DNS hijacking is another way attackers undermine the function of DNS name resolution. Malware can be used to change a computer’s configuration so that it points to a rogue DNS server operated by the attacker instead of a legitimate DNS server. As with cache poisoning, the result is that users are redirected to spoofed web sites with the objective of phishing or for other nefarious purposes.

In addition to distributing malware to make TCP/IP settings changes on client computers, attackers can exploit vulnerabilities in routers to change the DNS settings, which will then impact all the computers that connect to the router.

Finally, the attacker can intercept the communications between users and DNS servers and alter the destination IP address to redirect the user to a malicious web site. This is a form of man-in-the-middle attack.

How to protect against and mitigate DNS attacks

Protecting against DNS DDoS attacks involves restricting unsolicited DNS responses, disallowing the same query from the same client that has already received a response, requiring DNS clients to prove their credentials are not spoofed, block queries from geographic locations where you don’t do business, and more. Many security vendors provide products that are aimed at preventing DDoS attacks, including DNS-based attacks.

The lack of verification in the DNS system can be addressed by using Domain Name System Security Extensions (DNSSEC), which provides a way to authenticate DNS data. DNSSEC was designed to prevent applications (and the caching resolvers that serve the applications) from using forged or manipulated DNS information by using digital signatures. DNSSEC has been around since the late 1990s but deployment has been slow and frequently done incorrectly. It is finally becoming an operational standard for many domain registrars and ISPs, however. In January 2019, ICANN urged all domain registries and registrars to fully deploy DNSSEC and further urged domain name owners to migrate to those registrars that offer DNSSEC.
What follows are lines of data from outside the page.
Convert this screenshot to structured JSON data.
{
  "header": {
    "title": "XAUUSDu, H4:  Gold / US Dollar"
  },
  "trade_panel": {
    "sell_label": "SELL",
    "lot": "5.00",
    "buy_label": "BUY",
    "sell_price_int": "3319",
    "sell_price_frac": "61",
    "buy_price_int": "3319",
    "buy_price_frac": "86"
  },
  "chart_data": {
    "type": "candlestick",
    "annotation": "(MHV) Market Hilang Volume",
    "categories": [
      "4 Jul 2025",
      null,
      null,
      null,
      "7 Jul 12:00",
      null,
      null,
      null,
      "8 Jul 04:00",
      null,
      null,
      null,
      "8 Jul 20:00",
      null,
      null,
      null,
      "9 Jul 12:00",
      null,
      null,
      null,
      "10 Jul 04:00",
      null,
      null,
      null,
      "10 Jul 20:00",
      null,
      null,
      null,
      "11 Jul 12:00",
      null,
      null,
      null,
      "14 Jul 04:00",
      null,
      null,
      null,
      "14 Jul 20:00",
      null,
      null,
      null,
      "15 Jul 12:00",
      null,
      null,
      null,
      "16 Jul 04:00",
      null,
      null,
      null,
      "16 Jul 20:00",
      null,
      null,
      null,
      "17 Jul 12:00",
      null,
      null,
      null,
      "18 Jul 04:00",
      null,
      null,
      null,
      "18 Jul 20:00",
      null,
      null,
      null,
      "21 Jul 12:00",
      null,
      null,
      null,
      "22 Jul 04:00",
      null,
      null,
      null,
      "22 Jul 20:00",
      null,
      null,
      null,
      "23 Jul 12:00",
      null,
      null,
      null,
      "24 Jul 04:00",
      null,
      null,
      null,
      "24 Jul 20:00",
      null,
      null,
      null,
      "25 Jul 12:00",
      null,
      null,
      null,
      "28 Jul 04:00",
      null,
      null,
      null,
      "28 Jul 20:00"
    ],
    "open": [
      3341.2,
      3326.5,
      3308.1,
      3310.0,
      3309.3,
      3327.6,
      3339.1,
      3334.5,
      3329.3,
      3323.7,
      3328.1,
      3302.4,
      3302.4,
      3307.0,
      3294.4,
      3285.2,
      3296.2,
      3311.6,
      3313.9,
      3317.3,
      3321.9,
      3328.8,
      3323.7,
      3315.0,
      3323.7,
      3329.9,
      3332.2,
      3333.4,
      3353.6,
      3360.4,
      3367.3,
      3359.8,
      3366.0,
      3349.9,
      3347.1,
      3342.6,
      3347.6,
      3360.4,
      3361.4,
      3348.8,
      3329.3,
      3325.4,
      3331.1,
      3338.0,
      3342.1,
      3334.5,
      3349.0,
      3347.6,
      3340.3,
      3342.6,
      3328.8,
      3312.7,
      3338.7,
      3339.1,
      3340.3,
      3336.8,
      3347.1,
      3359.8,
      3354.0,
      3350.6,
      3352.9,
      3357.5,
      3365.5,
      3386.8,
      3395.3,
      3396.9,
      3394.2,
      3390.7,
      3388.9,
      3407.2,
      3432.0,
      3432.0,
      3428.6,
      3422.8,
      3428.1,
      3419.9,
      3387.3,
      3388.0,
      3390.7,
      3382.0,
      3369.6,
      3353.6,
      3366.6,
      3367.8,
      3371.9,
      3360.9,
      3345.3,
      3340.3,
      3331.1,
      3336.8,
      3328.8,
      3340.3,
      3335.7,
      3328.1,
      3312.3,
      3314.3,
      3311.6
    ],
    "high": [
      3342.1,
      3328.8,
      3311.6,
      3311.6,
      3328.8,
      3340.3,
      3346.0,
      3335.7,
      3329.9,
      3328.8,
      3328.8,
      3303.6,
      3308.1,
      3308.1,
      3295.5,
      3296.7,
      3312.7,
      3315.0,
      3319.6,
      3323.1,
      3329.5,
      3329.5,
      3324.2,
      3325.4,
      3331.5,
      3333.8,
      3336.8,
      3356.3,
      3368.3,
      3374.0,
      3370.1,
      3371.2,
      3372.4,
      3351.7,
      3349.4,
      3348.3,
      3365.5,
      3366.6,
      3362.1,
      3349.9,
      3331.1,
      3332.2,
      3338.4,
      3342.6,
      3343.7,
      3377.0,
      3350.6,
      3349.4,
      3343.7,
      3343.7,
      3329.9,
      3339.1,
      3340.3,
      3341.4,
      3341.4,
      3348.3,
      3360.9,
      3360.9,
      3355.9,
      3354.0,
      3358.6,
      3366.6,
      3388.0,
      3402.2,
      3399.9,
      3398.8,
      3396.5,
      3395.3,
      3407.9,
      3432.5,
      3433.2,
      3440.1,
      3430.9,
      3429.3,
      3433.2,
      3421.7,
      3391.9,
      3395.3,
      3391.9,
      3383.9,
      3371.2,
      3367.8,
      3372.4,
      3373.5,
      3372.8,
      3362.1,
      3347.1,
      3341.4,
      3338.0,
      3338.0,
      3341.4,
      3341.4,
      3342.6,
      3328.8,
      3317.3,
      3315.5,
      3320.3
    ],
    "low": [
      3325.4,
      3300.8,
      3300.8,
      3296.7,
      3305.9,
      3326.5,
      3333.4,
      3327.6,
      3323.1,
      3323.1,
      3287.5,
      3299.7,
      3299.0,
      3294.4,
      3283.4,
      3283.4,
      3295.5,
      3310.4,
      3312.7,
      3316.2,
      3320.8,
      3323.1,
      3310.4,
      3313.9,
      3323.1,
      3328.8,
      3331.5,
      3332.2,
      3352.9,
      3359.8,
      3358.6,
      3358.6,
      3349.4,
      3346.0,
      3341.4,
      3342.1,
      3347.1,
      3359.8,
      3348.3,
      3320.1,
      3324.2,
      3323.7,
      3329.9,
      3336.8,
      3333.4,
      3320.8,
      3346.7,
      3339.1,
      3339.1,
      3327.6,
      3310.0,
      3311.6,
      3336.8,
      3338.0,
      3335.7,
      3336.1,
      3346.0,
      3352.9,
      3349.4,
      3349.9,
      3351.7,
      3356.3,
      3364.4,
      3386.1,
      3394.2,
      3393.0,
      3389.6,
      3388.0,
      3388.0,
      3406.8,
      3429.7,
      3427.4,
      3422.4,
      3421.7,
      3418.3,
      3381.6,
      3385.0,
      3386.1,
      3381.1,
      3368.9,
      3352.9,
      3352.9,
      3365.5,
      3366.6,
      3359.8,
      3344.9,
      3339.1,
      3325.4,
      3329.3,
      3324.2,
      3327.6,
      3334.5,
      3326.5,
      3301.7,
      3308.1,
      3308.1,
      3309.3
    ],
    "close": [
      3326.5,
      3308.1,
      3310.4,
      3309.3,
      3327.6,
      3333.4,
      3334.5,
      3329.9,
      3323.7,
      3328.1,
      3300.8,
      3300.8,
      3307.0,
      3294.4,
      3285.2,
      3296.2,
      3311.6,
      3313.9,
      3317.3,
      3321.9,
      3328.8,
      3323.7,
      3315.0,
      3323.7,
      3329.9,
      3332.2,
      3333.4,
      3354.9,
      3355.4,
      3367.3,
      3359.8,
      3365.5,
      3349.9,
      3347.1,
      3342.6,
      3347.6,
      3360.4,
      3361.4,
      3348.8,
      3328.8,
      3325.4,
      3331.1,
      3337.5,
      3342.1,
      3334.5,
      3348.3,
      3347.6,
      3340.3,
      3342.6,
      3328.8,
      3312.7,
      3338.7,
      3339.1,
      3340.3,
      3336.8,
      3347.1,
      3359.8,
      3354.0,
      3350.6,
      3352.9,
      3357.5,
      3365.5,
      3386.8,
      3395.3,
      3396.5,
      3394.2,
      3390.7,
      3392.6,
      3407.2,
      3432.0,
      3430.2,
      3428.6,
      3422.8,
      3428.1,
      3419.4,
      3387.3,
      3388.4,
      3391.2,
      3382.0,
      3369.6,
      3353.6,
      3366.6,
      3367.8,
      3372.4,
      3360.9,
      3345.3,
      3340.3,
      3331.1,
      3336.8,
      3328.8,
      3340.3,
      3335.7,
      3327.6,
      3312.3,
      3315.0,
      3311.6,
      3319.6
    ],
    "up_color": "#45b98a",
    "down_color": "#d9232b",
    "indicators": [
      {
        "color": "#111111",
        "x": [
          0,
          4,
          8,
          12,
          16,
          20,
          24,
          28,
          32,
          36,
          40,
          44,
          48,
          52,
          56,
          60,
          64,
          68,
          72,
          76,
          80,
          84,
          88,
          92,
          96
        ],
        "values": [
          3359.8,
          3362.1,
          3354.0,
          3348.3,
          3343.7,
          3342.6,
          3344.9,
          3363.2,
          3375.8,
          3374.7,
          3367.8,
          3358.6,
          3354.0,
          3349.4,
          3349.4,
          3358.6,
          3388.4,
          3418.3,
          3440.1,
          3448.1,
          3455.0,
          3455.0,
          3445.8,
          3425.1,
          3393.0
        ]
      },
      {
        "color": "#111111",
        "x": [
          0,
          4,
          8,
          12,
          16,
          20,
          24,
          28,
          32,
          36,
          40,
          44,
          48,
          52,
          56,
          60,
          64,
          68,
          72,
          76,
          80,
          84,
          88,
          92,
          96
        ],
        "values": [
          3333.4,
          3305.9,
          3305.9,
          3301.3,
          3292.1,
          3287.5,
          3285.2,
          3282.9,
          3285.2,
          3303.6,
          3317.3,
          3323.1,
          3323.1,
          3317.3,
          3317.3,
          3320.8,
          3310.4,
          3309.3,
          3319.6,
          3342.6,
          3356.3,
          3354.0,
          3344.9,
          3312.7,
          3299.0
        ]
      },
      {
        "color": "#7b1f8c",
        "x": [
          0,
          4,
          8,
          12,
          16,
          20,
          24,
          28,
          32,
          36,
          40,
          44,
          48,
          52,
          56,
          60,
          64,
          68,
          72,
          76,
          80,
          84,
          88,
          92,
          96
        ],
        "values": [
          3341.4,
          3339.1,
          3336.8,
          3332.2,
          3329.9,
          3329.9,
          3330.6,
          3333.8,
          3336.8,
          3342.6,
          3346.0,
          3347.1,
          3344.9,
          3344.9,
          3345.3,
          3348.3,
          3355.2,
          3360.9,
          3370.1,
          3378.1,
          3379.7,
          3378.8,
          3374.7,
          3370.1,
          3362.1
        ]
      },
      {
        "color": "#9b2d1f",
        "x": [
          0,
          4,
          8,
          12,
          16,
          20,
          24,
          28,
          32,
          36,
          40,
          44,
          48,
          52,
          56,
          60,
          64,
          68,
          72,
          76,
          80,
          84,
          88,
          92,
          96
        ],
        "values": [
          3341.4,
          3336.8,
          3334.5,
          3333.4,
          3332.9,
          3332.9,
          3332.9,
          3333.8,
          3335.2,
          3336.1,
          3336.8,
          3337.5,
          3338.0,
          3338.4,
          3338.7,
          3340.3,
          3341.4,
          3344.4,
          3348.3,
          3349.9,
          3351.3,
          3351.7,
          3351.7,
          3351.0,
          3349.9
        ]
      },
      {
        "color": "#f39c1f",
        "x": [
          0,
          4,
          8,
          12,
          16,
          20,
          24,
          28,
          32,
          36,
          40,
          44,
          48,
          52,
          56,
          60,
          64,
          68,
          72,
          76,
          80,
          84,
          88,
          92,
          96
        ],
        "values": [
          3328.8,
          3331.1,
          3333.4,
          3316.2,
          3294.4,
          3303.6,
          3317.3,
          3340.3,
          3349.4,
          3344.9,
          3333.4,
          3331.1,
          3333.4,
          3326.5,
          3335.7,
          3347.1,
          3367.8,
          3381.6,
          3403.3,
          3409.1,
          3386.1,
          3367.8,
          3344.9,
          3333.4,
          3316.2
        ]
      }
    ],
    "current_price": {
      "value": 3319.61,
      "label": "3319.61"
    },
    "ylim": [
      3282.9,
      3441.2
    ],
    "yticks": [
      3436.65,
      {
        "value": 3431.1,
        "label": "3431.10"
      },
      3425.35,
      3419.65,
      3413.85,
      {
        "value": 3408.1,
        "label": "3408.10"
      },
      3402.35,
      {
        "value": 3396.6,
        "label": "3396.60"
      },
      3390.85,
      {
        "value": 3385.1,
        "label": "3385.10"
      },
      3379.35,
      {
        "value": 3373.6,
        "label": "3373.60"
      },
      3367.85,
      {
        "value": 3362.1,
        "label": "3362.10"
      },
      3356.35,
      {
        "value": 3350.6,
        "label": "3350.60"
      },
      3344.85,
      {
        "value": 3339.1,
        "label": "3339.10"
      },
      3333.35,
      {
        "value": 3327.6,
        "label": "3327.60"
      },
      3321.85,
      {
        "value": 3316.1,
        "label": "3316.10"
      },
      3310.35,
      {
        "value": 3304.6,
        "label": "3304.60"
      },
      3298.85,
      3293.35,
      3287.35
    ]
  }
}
If your organization runs its own DNS servers, there are a number of steps you can take.

• Access to DNS servers should be restricted and secured via multi-factor authentication, strong physical security, and standard network security to prevent remote access.
• Keeping DNS servers updated and timely application of security patches to DNS clients, as well as antimalware protection to prevent changes to DNS settings are other ways to protect against DNS attacks.
• Shut down any unnecessary DNS resolvers on your network and put needed resolvers behind a firewall.
• Restrict zone transfers.
• Disable DNS recursion.
• Monitor your name servers for suspicious activity.

Summary

The Domain Name System is critical to the operation of the Internet, and an attack on DNS can have far-reaching consequences. It’s important to be aware of the threat, take steps to prevent such attacks, and know how to mitigate the damage if an attacker targets your organization.